Но я точно уверен, скажу более – осведомлён, что была у меня моя жизнь до четырнадцатого апреля: жизнь простая, обыкновенная, трезвая. Я не путал ушедший день с новоявленным, не косился мнительно на обласканные полутенями заострённые черты лиц, не объяснялся сбивчиво, честно жалел и ужасался привычным нашим трагедиям, смотрел через разборчивую прозрачность воды на предоставленное в распоряжение дно. Мне всё было понятно – когда гулять, когда трудиться. Я по-душевному кашлял, когда становилось мне, как часто бывает у нас, неприятно за себя. Я хохотал, и чем глупее и пошлее была шутка – тем отвязнее зарывались голубенькие еловые веточки мне в пах и живот. Я умел читать календарь. Я вёл счёт деньгам и праздникам, даже гулял единожды на свадьбе моего не очень близкого приятеля, пригласившего меня тогда, вероятно, ради многолюдности пиршества. А я и не принял во внимание, да не обиделся тогда на эту занозу, ведь осознал её только сейчас, когда у меня появилось много пространства для подвижности ума.

А ум этот, между прочим, бодается совсем уж неприятно, подчас мне с трудом удаётся перевести дыхание от его толчков. Всё потому, что движения его болезненны, резки и неуместны, ведь он – калека. И потому вынужден попросить пардону за то, что скуп на подробности. Я не прячусь и не залёг на дно. Направления полётов спутались для меня. Я сержусь на флегматичное звёздное небо, потому что оно предательски неизменно. Оно отказывается чертить на себе новые схемы, давать мне подсказки, отказывается поделиться со мной хотя бы одной путеводной звездой. И от того просыпаюсь периодически и неловко от парада снов, каждый – как часть моей нарочной жизни; просыпаюсь в одной и той же тёмной комнате, из раза в раз, на том же месте. Слышу, как переливается мякоть внутри меня, знаю о наличии предметов вокруг, ощущаю звонкого комара у уха и, перелистнувшись на другой бок, опять мерещусь себе со стороны, не в силах окончить это, поскольку к самому концу теперь питаю самые веские подозрения. Я просто кашалот с застрявшим в глотке хламом, а по большому счёту – подсохшая омела, лежу в пробеле между двумя любимыми нашими лакомствами: прошлым и будущим. И покуда из этой низины есть у меня возможность плести что-то наподобие рассудка, то хочется воскресить (презираю отныне это слово!)… Лучше сказать, приподнять кое-какие факты из каталога, который я позабыл на обочине жизненной тропы.

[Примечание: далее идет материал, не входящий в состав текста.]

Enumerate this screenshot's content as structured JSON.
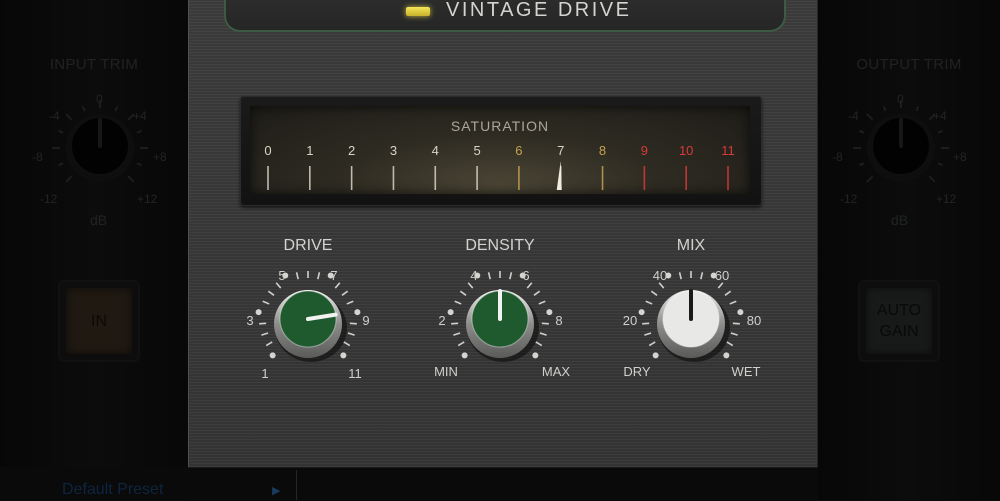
{
  "title": "VINTAGE DRIVE",
  "input_trim": {
    "title": "INPUT TRIM",
    "scale": [
      "0",
      "-4",
      "+4",
      "-8",
      "+8",
      "-12",
      "+12"
    ],
    "unit": "dB"
  },
  "output_trim": {
    "title": "OUTPUT TRIM",
    "scale": [
      "0",
      "-4",
      "+4",
      "-8",
      "+8",
      "-12",
      "+12"
    ],
    "unit": "dB"
  },
  "in_button": {
    "label": "IN"
  },
  "auto_gain_button": {
    "line1": "AUTO",
    "line2": "GAIN"
  },
  "preset": {
    "name": "Default Preset"
  },
  "meter": {
    "title": "SATURATION",
    "ticks": [
      "0",
      "1",
      "2",
      "3",
      "4",
      "5",
      "6",
      "7",
      "8",
      "9",
      "10",
      "11"
    ],
    "needle_value": 7,
    "colors": {
      "normal": "#d9d4c4",
      "warm": "#c8a050",
      "hot": "#d83a38"
    }
  },
  "drive": {
    "title": "DRIVE",
    "labels": [
      "1",
      "3",
      "5",
      "7",
      "9",
      "11"
    ],
    "value": 9,
    "cap_color": "#1f5a2e"
  },
  "density": {
    "title": "DENSITY",
    "labels": [
      "MIN",
      "2",
      "4",
      "6",
      "8",
      "MAX"
    ],
    "value": 5,
    "cap_color": "#1f5a2e"
  },
  "mix": {
    "title": "MIX",
    "labels": [
      "DRY",
      "20",
      "40",
      "60",
      "80",
      "WET"
    ],
    "value": 50,
    "cap_color": "#e8e8e6"
  }
}
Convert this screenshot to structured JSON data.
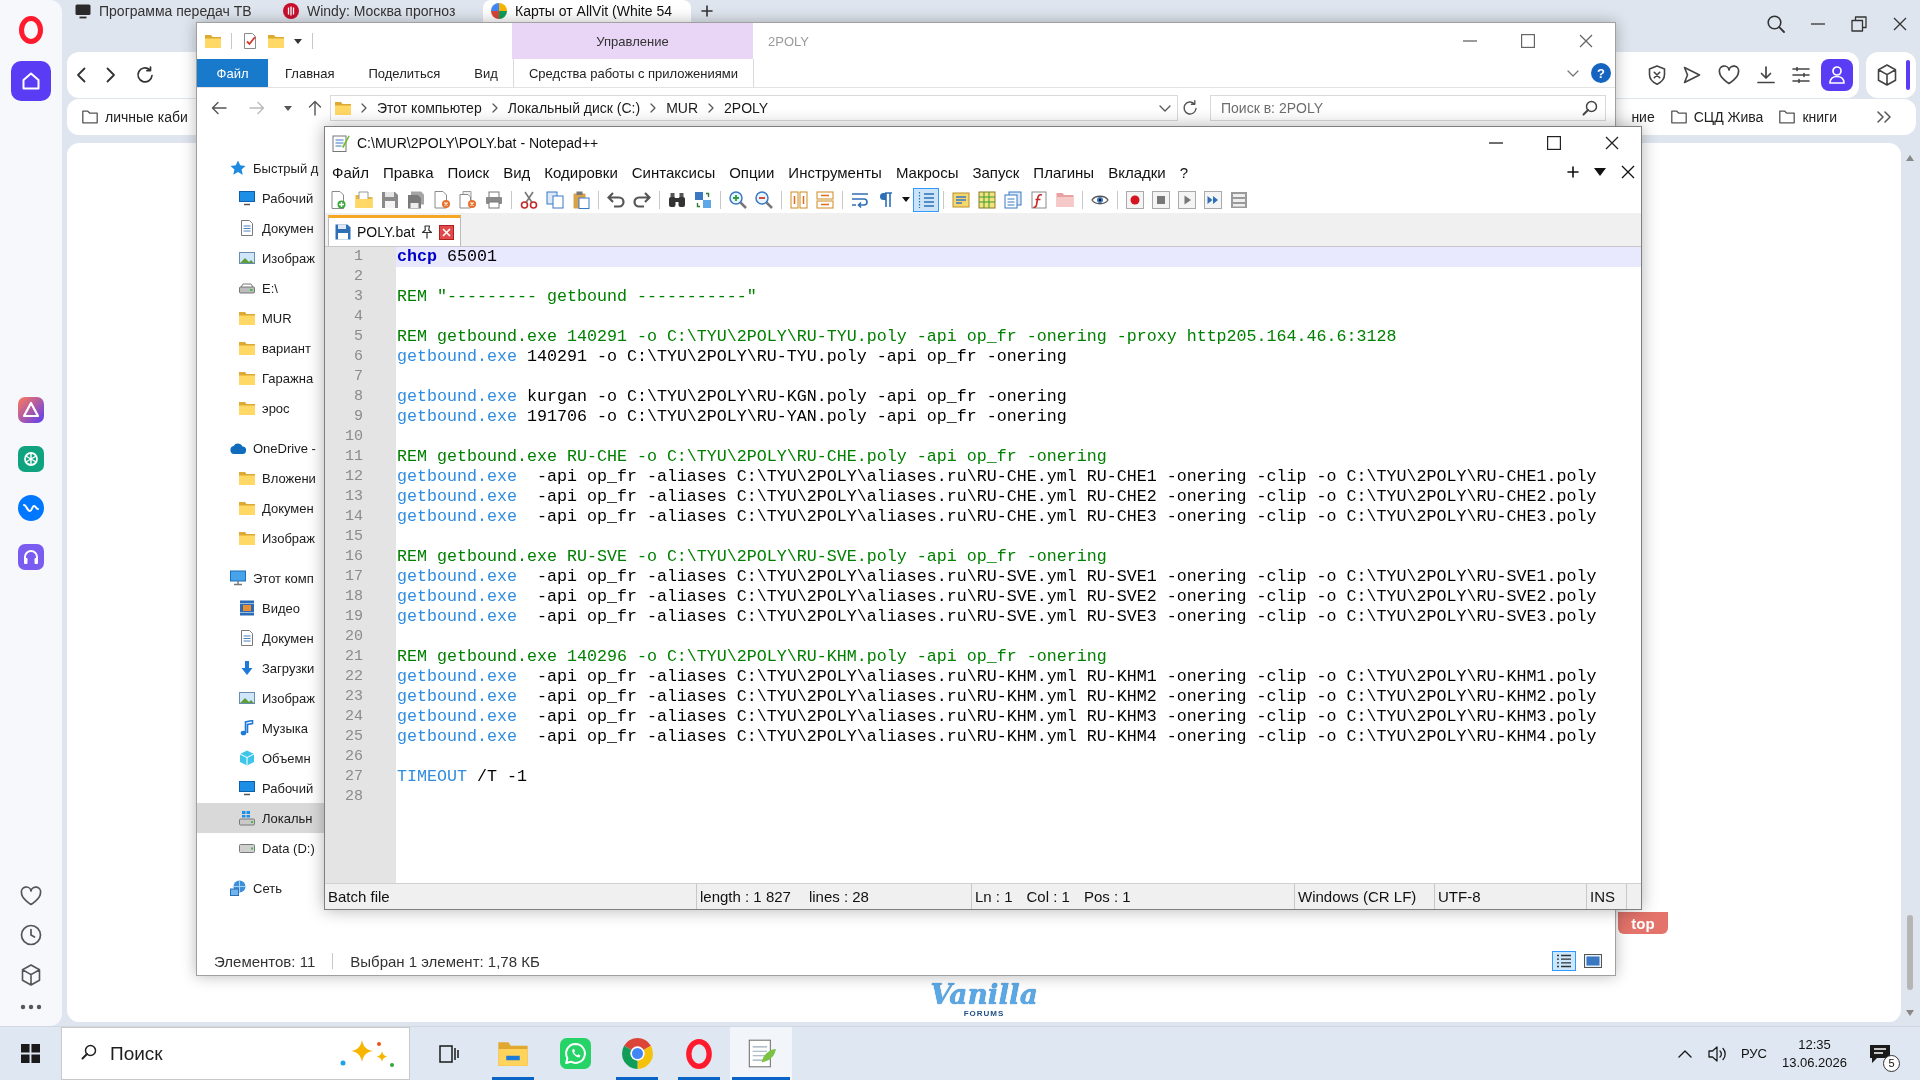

В предпоследнюю осень моей жизни я окончил Гимназию, и мне вручили серебряного коня – хвалебный знак отличия достойных, но не первейших. Эта эмблема в виде застигнутой во время галопа лошади на фоне широколокольчика по сей день лежит где-то в доме родителей и напоминает моей маме о неплохих днях. Она, наверняка, хнычет почти каждый раз, как берёт его в руки. А в мою заскорузлую, ненадёжную память тем временем закатывается воспоминание о приоткрытой форточке в спальне, впускающую спелым утром сплетённые запахи солнечных пылинок и зелёных листьев ольхи – они росли у окна. Эта реминисценция заменяет мне икоту.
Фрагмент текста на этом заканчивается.